Another useful clinical pulmonary test, and one that is also simple, is to record on a spirometer the forced expiratory vital capacity (FVC). Such a recording is shown in Figure 1A for a person with normal lungs and in Figure 1B for a person with partial airway obstruction. In performing the FVC maneuver, the person first inspires maximally to the TLC and then exhales into the spirometer with maximum expiratory effort as rapidly and as completely as possible. The total distance of the down slope of the lung volume record represents the FVC, as shown in the figure.

Fig1. Recordings during the forced vital capacity maneuver in a healthy person (A) and in a person with partial airway obstruction (B). (The “zero” on the volume scale is residual volume.) FEV1, forced expiratory volume during the first second; FVC, forced expiratory vital capacity.

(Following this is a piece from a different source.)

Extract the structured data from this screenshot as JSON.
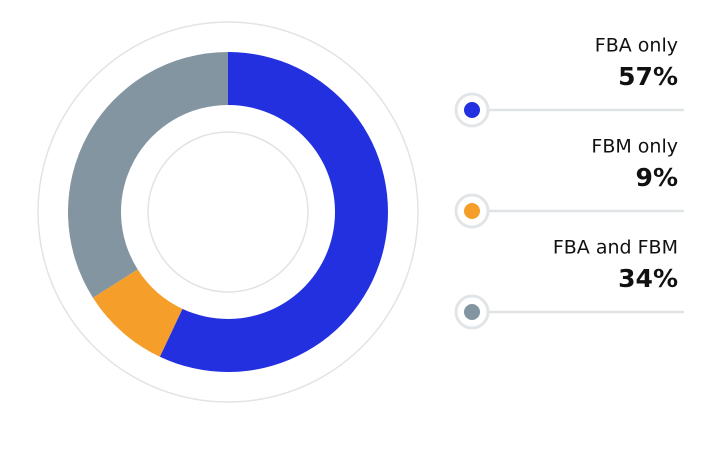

Now, study the difference between the two records for (1) normal lungs and (2) partial airway obstruction. The total volume changes of the FVCs are not greatly different, indicating only a moderate difference in basic lung volumes in the two persons. There is, however, a major difference in the amounts of air that these persons can expire each second, especially during the first second. Therefore, it is customary to compare the recorded forced expiratory volume during the first second (FEV1) with the normal. In the normal person (see Figure 1A), the percentage of the FVC that is expired in the first second divided by the total FVC (FEV1/FVC%) is 80 percent. However, note in Figure 1B that, with airway obstruction, this value decreased to only 47 percent. In persons with serious airway obstruction, as often occurs with acute asthma, this value can decrease to less than 20 percent.